VDI has started with the lighter use of the “knowledge user” who uses a web browser and some Office applications to a basic level. Now this target has been proven and conquered, we’re moving up the stack to concentrate on users who require more grunt out of their virtual desktop. The improvements in Horizon View, ESXi and now with the support of hardware vendors such as NVIDIA and Teradici, native levels of performance for some heavy use cases can be achieved at a sensible cost.

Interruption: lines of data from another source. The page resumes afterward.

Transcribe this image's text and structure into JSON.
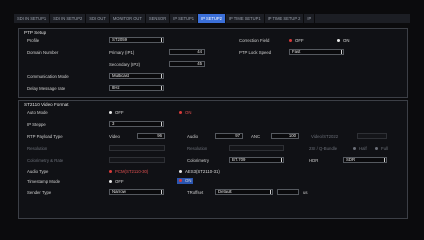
{
  "tabs": [
    "SDI IN SETUP1",
    "SDI IN SETUP2",
    "SDI OUT",
    "MONITOR OUT",
    "SENSOR",
    "IP SETUP1",
    "IP SETUP2",
    "IP TIME SETUP1",
    "IP TIME SETUP 2",
    "IP"
  ],
  "active_tab": "IP SETUP2",
  "ptp": {
    "title": "PTP Setup",
    "profile_label": "Profile",
    "profile_value": "ST2059",
    "domain_label": "Domain Number",
    "primary_label": "Primary (IP1)",
    "primary_value": "44",
    "secondary_label": "Secondary (IP2)",
    "secondary_value": "45",
    "comm_label": "Communication Mode",
    "comm_value": "Multicast",
    "delay_label": "Delay Message rate",
    "delay_value": "8Hz",
    "correction_label": "Correction Field",
    "correction_off": "OFF",
    "correction_on": "ON",
    "lock_label": "PTP Lock Speed",
    "lock_value": "Fast"
  },
  "video": {
    "title": "ST2110 Video Format",
    "auto_label": "Auto Mode",
    "auto_off": "OFF",
    "auto_on": "ON",
    "ip_label": "IP Steppe",
    "ip_value": "3",
    "rtp_label": "RTP Payload Type",
    "rtp_video_label": "Video",
    "rtp_video_value": "96",
    "rtp_audio_label": "Audio",
    "rtp_audio_value": "97",
    "rtp_anc_label": "ANC",
    "rtp_anc_value": "100",
    "rtp_extra_label": "Video/ST2022",
    "row5_label": "Resolution",
    "row5_mid": "Resolution",
    "row5_right_label": "2SI / Q-Bundle",
    "row5_r1": "Half",
    "row5_r2": "Full",
    "row6_label": "Colorimetry & Rate",
    "row6_mid": "Colorimetry",
    "row6_mid_value": "BT.709",
    "row6_hdr_label": "HDR",
    "row6_hdr_value": "SDR",
    "audio_label": "Audio Type",
    "audio_opt1": "PCM(ST2110-30)",
    "audio_opt2": "AES3(ST2110-31)",
    "ts_label": "Timestamp Mode",
    "ts_off": "OFF",
    "ts_on": "ON",
    "sender_label": "Sender Type",
    "sender_value": "Narrow",
    "troffset_label": "TRoffset",
    "troffset_value": "Default",
    "unit": "us"
  }
}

That being said, running a PoC will also help finding where the performance tipping point is and what realistic expectations are. In our case, early testing has shown that video, audio and smaller scale 3D object manipulation is more than feasible and a realistic goal for production. However, much larger vehicles such as the Unreal Development Kit may still be best suited to dedicated gaming hardware rather than a virtual desktop environment. The one thing of course I haven’t mentioned is the fact that the customer is GigE to the desktop and have a 10GigE backbone between their two sites. This makes a huge difference. I doubt we’d have seen the same results on a 100Mbps/1Gbps equivalent environment.

The customer will be testing the PoC until the end of December, hopefully I can share the results nearer the time as to whether or not they proceed and if so, how they do it. Hopefully for anyone researching or testing NVIDIA GRID cards in a VDI environment, this has been some help.